2003-12-18, 07:11	#3
only_human "Gang aft agley" Sep 2002 2·1,877 Posts	Now take the initial 3 door problem but during a commercial break, offer the host a sip of bourbon. You pick door number 1 and the host shows you what is behind door number 2 (he is drunk and doesn't check first to see if the car is there). If the car is there, you've lost because the game is over -- but if he shows you a goat, you still have only 1 chance in 3 to get the car if you don't switch doors; if you do switch doors, you have 2 chances in 3 to get the car (the decision table is the same as in the first message -- I think). Now say that SETI receives a message from outer space that is a sequence of mersenne prime numbers; the 41st mersenne prime number is in the range of the 500,000 doors proposed for this Monty Hall problem (and the 42nd is not -- it is higher). Our drunk host opens 450,000 doors and still the prime number hasn't been found.
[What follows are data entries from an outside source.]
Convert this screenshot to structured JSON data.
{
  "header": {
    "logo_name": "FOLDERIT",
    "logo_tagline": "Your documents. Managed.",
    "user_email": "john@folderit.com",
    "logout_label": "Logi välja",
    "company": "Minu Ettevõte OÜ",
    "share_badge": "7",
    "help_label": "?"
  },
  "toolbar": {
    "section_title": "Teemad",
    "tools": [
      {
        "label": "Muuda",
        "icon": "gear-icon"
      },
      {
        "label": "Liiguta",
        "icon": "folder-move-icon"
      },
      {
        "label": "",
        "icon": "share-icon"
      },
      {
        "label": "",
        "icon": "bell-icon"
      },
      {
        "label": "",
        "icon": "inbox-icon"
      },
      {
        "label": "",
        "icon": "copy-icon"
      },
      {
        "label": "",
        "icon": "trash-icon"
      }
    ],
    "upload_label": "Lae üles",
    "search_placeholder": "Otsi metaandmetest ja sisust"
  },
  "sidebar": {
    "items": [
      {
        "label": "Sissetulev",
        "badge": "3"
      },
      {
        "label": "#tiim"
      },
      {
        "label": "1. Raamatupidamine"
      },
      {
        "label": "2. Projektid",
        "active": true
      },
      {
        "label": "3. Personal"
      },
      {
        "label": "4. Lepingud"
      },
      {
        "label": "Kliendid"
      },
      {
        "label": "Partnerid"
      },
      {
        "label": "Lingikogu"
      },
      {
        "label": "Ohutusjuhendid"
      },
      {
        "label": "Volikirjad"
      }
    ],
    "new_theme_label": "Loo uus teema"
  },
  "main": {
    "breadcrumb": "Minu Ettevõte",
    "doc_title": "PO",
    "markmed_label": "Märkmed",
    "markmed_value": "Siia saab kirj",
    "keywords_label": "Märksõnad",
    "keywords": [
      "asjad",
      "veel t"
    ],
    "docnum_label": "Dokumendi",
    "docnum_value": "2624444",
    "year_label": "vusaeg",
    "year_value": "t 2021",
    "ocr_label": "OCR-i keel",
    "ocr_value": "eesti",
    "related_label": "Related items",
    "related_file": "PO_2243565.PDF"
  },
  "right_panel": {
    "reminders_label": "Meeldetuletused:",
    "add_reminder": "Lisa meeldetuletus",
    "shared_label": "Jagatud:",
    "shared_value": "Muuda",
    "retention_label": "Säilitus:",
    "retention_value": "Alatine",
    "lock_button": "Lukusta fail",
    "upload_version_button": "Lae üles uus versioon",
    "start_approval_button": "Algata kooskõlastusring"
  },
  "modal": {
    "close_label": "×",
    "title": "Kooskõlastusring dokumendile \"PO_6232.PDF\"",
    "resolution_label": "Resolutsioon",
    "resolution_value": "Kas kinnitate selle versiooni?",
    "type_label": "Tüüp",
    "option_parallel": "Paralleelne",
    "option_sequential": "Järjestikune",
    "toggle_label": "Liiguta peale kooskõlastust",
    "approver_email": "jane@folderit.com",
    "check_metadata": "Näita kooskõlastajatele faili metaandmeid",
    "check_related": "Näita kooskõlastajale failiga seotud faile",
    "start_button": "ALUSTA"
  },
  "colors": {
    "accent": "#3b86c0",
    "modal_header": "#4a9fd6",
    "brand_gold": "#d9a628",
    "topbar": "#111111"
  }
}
At this point is it better to stick with door number 1 or to switch?

2003-12-18, 08:12	#4
GP2 Sep 2003 2585₁₀ Posts	I believe it's better to switch. The original door, picked at random with no information, had no better than a 1 in 500,000 chance of being the right door. Whereas, choosing from among the other remaining doors you ought to have roughly a 1 in 50,000 chance of finding the prime. Opening those other 450,000 doors revealed information that you didn't have when you picked the original door. You take advantage of that information by switching. An extreme case of this would be if the host opened 499,998 doors, leaving only your original door and one other. You're being given an overwhelming clue... Again, though, none of this is really applicable to real-life GIMPS as opposed to space-alien Monty-Hall GIMPS.

2003-12-19, 02:02	#7
only_human "Gang aft agley" Sep 2002 2·1,877 Posts	rbarreira, I like your explanation. I also bookmarked that site to look it over more thoroughly in the future. The programming contests look interesting.